Ordu ilimizin ekonomisinin gelişmesinde, halkın gelirinin artırılmasına, gurbete göçün azaltılmasına dönük başta Ordu Büyükşehir Belediyemiz olmak üzere devletimiz yeni yeni projeleri hayata geçiriyor. Bu projelerin önemli ayaklarından biri Ordunun turizm kenti olması.
Yaylalarımız, denizimiz, kumsallar, kıyılar, akarsular, tarihi varlıklar, doğa, turizmin gelişmesinde önemli altyapılar.
Bu altyapıların hepsi Ordu'da fazlasıyla var. Bu sebepten olsa gerek turizmde ki gelişme her geçen yıl üzerine koyuyor.
Sahillerimizde, yaylalarda, doğanın her bir köşesinde yeni yeni tesisler kuruluyor. İlimize olan ilgi ve gezi de o oranda her geçen gün artıyor.
Ancak turizmin gelişmesine ve getirisine sevinsek mi üzülsek mi bilemedim.
En büyük korkum güzel, aslını korumuş olan doğamızın teknoloji ile birlikte betona, plansız yapılaşmaya ve insanlarımızın bilinçsiz kullanımına yenik düşeceği.
Bir zaman sonra yok olup gideceği.
*
Geçtiğimiz günlerde eski sahil yolu üzerinden Fatsa ilçemizin Bolaman beldesine kadar gittik.
Muhteşem bir doğa ve manzarası var.
Büyükşehir Belediyemiz sahillerin manzarası en güzel köşelerden seyredilebilmesi için altyapılar yapmışlar.
Aracınızla durup saatlerce doğayı seyretseniz doyamıyorsunuz.
Doğal manzara açık havada ayrı bir güzel.
Yağmurda, karda ayrı bir güzel.
Yapılan altyapılar şimdilik doğayla barışık. Kararında projelendirilmişler.
Rahatsız etmeyecek ölçüdeler.
Ordumuzun tarihinde en eski yerlerinden, efsanelerin yaşandığı Yason Burnu da bu altyapı tesislerinden nasibini almış.
Tesisleşme ve yapılanlar şimdiki haliyle kalırsa sevinelim.
Ama bununla yetinilmeyip çevresine ve Karadenizin yeşil yamaçlarına yeni binalar, tesisler, oteller, apartmanlar dikilirse işte o an o güzelim manzaramız bir daha geri dönüşü olmadan yok olup gider.
Gelecek nesillerimiz de bu güzellikleri görmekten, içinde yaşamaktan mahrum kalırlar.
*
Önerim; Ordu Büyükşehir Belediyemizedir.
Perşembe ilçemizden Fatsa'ya kadar eski sahil karayolu boyunca koruma altına alınsın.

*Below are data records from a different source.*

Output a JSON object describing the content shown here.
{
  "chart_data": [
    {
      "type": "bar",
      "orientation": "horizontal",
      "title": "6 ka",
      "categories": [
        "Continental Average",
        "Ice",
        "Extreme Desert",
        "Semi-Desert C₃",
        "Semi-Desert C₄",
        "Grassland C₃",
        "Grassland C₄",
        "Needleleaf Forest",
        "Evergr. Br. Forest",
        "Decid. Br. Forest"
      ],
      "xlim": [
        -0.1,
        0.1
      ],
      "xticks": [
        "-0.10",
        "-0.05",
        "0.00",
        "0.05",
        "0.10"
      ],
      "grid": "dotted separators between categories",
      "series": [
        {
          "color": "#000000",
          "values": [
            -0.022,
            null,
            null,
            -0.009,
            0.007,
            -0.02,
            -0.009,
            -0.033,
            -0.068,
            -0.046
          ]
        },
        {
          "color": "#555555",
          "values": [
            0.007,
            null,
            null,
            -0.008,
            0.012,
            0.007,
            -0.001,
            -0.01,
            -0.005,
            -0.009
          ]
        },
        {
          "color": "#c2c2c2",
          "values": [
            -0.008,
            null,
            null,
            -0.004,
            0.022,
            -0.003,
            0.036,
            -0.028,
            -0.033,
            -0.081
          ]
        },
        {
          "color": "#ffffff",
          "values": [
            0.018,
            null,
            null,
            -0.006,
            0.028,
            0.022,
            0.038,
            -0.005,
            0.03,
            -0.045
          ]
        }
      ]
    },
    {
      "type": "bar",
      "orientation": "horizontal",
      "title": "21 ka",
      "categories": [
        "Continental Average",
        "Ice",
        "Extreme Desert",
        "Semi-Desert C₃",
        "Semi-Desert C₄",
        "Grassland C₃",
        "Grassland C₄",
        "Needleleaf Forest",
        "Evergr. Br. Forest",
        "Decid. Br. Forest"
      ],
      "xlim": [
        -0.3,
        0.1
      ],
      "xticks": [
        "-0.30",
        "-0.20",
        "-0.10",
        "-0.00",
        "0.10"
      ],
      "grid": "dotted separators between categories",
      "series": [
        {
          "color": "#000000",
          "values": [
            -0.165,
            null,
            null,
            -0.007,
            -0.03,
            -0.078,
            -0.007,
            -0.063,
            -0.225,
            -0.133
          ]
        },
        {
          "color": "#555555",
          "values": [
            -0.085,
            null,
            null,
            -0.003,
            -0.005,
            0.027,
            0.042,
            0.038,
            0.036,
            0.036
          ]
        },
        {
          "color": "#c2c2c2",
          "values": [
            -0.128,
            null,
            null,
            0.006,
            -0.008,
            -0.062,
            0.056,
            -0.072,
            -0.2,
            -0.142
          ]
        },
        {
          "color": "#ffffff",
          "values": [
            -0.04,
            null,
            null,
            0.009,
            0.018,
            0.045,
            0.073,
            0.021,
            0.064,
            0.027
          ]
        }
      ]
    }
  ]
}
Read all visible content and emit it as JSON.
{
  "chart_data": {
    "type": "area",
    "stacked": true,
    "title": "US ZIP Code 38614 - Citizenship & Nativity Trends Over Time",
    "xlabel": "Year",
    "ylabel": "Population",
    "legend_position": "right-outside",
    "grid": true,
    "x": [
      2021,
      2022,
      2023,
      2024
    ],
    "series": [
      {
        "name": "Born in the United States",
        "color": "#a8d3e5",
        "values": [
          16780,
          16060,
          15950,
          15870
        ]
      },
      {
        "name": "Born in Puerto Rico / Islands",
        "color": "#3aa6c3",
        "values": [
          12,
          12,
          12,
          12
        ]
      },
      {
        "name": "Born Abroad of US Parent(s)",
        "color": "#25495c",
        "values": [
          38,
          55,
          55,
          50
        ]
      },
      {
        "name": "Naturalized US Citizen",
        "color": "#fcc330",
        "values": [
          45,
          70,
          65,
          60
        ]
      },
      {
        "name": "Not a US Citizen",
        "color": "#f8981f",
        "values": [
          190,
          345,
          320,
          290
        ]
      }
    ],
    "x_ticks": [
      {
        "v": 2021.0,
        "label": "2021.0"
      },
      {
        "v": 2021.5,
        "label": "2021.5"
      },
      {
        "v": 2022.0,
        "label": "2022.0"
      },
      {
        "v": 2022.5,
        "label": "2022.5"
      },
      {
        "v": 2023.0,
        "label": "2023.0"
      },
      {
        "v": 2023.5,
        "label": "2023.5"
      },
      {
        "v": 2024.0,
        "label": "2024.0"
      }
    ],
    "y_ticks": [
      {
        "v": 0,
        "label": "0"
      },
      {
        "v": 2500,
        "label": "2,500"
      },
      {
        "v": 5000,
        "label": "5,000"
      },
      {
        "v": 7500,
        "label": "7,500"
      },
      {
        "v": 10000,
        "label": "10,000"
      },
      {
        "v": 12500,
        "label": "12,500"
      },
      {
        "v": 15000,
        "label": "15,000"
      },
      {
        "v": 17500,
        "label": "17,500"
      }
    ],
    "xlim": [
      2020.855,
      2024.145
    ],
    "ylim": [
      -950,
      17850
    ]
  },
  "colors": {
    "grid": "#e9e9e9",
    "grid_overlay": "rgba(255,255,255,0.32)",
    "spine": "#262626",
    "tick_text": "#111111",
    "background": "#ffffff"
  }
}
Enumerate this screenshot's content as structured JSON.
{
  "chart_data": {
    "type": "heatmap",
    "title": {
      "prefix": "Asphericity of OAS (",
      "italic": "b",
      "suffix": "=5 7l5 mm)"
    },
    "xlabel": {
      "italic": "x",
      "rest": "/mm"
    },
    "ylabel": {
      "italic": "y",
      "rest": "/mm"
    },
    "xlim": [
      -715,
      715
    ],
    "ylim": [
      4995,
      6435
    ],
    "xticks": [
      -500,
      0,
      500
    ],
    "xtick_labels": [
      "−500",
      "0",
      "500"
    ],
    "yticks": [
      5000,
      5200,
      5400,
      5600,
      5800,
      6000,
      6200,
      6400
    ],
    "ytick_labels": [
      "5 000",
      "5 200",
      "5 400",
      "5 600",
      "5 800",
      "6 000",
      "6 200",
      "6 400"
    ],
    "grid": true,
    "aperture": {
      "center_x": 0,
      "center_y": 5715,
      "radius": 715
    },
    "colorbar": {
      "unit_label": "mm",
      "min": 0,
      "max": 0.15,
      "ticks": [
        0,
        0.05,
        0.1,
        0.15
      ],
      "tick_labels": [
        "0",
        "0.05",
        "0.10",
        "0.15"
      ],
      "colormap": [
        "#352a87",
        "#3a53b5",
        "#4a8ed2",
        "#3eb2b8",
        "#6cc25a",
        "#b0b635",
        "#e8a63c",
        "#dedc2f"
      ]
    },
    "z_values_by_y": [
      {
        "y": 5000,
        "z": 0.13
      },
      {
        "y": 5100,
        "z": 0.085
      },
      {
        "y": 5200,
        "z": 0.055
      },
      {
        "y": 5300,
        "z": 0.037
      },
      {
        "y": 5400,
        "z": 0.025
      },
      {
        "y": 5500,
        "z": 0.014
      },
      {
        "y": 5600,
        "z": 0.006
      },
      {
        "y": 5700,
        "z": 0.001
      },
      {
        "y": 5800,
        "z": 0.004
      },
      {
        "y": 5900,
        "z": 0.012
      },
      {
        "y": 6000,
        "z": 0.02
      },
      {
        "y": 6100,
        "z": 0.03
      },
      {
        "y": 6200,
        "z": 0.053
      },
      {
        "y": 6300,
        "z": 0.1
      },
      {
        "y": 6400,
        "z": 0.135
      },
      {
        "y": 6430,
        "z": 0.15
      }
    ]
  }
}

Doğal sit alanı ilan edilsin.
Betonlaşmaya müsaade edilmesin.
Bitkisel florası korunsun.
Yeni beton yollar yapılmasın.
Konut ve benzeri binalar yapılacaksa eski yerel Karadeniz mimarisi örnek alınsın. Başka şekil yapılaşmaya izin verilmesin.
Mesela en fazla üç katlı taştan konutlar yapılsın.
Görüntüyü bozmayan ahşap taş karışımı turistik tesislere izin verilsin.
Karadeniz Bölgesi'nin neresinde olursa olsun bölgemizde yerleşmiş, yaşamış geçmişteki insanların yaptığı binalara uygulanan mimari tarz o kadar mükemmel ki, halen günümüze kadar gelenleri ilgiyle seyrediyoruz, kullanıyoruz.
Dedelerimizin inşa ettiği köy evlerinde her türlü doğal afete karşı korkmadan kalıyoruz.
Bugün Ordu kentimizde sahilimizle övünüyoruz. Başarabilirsek gelecekte de eski Perşembe-Fatsa arası sahil yolunun doğasını korumuş olmakla övüneceğiz.